O Grupo Samel, rede hospitalar e operadora de planos de saúde, investiu R$ 12 milhões para criar sua própria inteligência artificial, com o intuito de melhorar o atendimento no pronto-socorro adulto.
Chamado de SAMIA (Samel Inteligência Artificial), o modelo vem entregando melhorias: o tempo de um paciente no local, da entrada à alta, dura em média 30 minutos; na produção de anamnese (coleta de dados feita no atendimento médico) a concordância clínica beira os 100%, o que também proporcionou um aumento de 41,2% na produtividade dos agentes de saúde.
Luiz Nicolau, presidente da Samel, explica que a IA foi parte de um amadurecimento digital pelo qual a rede vem passando. “O foco era e é atuar sobre gargalos da assistência, como alto fluxo de pacientes, fragmentação de informações clínicas, decisões em ambientes críticos e tarefas burocráticas, incluindo o preenchimento de prontuários”, disse em entrevista ao Mobile Time.
Ele destaca que a SAMIA foi baseada em diretrizes previstas por organizações nacionais e internacionais. Em relação ao seu banco de dados, ela é abastecida com informações dos pacientes, históricos e protocolos assistenciais. Atualmente, o grupo tem atuação apenas no Norte do país, mais precisamente em Manaus/AM, onde conta com três hospitais e seis centros médicos, com 1,8 mil funcionários e 150 mil pacientes anuais. Em média, cada unidade atende 7 mil pessoas diariamente.

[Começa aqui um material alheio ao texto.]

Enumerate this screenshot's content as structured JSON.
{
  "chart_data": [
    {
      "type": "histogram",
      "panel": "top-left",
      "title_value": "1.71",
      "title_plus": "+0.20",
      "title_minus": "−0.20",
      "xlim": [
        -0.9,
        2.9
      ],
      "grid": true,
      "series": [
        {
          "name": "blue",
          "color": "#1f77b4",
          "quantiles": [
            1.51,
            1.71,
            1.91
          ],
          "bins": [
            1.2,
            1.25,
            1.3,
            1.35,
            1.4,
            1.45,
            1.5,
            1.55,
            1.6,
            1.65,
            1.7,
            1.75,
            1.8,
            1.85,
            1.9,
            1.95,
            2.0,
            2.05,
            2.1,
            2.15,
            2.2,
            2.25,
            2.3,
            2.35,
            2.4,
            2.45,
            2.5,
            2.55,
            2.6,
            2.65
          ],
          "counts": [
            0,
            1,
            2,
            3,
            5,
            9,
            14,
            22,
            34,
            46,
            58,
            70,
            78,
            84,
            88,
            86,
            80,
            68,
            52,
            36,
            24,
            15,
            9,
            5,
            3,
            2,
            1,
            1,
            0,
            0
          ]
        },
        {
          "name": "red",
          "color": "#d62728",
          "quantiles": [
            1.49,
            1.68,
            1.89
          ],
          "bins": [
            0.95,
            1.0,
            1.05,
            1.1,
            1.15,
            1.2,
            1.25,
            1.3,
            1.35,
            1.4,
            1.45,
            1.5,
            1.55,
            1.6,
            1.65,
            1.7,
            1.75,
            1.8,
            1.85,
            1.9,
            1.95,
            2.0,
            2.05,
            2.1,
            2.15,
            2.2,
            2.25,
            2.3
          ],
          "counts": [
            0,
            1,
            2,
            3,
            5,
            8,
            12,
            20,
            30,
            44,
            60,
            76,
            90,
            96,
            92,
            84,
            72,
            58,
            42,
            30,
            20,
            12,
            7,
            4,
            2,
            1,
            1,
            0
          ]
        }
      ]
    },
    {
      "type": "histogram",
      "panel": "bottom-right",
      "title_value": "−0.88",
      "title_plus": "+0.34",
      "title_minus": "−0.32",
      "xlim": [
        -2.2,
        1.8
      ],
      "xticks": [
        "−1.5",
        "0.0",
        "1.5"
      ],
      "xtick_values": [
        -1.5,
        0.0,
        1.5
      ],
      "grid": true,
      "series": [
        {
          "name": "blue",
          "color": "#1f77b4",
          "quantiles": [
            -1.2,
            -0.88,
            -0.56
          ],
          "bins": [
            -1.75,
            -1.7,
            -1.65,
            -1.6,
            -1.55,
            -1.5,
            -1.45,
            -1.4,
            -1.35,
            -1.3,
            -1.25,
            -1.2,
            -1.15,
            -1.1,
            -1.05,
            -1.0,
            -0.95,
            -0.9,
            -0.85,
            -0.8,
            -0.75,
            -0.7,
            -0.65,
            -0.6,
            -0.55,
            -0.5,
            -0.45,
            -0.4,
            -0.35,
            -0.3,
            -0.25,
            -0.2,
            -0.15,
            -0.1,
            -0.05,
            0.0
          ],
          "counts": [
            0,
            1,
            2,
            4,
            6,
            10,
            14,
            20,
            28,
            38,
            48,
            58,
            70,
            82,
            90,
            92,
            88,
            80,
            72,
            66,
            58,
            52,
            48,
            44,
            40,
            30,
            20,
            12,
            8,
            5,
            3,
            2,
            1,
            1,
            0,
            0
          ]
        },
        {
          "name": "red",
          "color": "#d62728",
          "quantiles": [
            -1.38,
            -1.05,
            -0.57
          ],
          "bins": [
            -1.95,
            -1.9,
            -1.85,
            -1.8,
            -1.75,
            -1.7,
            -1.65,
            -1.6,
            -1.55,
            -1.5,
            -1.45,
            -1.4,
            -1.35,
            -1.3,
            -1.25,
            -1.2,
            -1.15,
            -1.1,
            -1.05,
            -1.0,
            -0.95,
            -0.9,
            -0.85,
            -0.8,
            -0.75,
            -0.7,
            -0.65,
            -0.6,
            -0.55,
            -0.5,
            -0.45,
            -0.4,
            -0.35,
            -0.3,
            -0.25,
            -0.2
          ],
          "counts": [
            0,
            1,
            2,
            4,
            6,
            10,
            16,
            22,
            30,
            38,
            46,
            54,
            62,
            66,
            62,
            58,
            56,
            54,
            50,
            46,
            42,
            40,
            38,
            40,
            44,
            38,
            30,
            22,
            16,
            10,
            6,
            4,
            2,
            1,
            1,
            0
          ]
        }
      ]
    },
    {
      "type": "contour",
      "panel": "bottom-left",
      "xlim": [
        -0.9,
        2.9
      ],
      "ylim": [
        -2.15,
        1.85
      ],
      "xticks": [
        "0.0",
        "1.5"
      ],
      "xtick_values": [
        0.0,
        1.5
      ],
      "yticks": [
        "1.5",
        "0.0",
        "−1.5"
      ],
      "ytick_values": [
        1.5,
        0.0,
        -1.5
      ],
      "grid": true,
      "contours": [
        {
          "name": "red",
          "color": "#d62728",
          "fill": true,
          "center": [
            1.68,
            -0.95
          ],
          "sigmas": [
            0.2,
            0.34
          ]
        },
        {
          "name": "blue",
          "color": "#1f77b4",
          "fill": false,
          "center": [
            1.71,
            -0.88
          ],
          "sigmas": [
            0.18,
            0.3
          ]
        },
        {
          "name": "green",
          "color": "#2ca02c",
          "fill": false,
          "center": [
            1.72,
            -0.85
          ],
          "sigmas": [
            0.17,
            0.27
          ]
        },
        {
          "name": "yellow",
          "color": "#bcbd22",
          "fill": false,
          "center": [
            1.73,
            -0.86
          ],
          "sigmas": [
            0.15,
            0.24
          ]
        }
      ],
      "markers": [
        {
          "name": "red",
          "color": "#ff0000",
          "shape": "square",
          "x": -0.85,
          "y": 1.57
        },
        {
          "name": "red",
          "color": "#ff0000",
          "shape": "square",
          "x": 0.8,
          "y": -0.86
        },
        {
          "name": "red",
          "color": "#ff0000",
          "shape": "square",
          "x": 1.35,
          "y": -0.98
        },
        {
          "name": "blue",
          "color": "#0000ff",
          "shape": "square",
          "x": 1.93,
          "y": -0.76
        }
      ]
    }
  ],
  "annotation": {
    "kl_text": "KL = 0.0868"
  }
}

Em meio a um ambiente de operação crítica, a inteligência artificial cruza dados em tempo real e, a partir deles, alerta sobre eventuais gravidades clínicas ou a necessidade intervenção com medicamentos. Na Unidade de Tratamento Intensivo (UTI), o tempo gasto com tarefas administrativas caiu em média 50%.
Além de atuar no pronto socorro adulto, a SAMIA é usada por outros departamentos do grupo, como a farmácia clínica, a auditoria e o RH. No último, com o modelo, a rotatividade de funcionários foi de 57,6% para 28,6% em cerca de um ano, enquanto a triagem de currículos saiu de alguns minutos para segundos.
Nicolau afirma que a proposta é que a tecnologia apenas ofereça assistência no fluxo de informações e ao longo do atendimento, liberando os funcionários para oferecer um tratamento mais humanizado.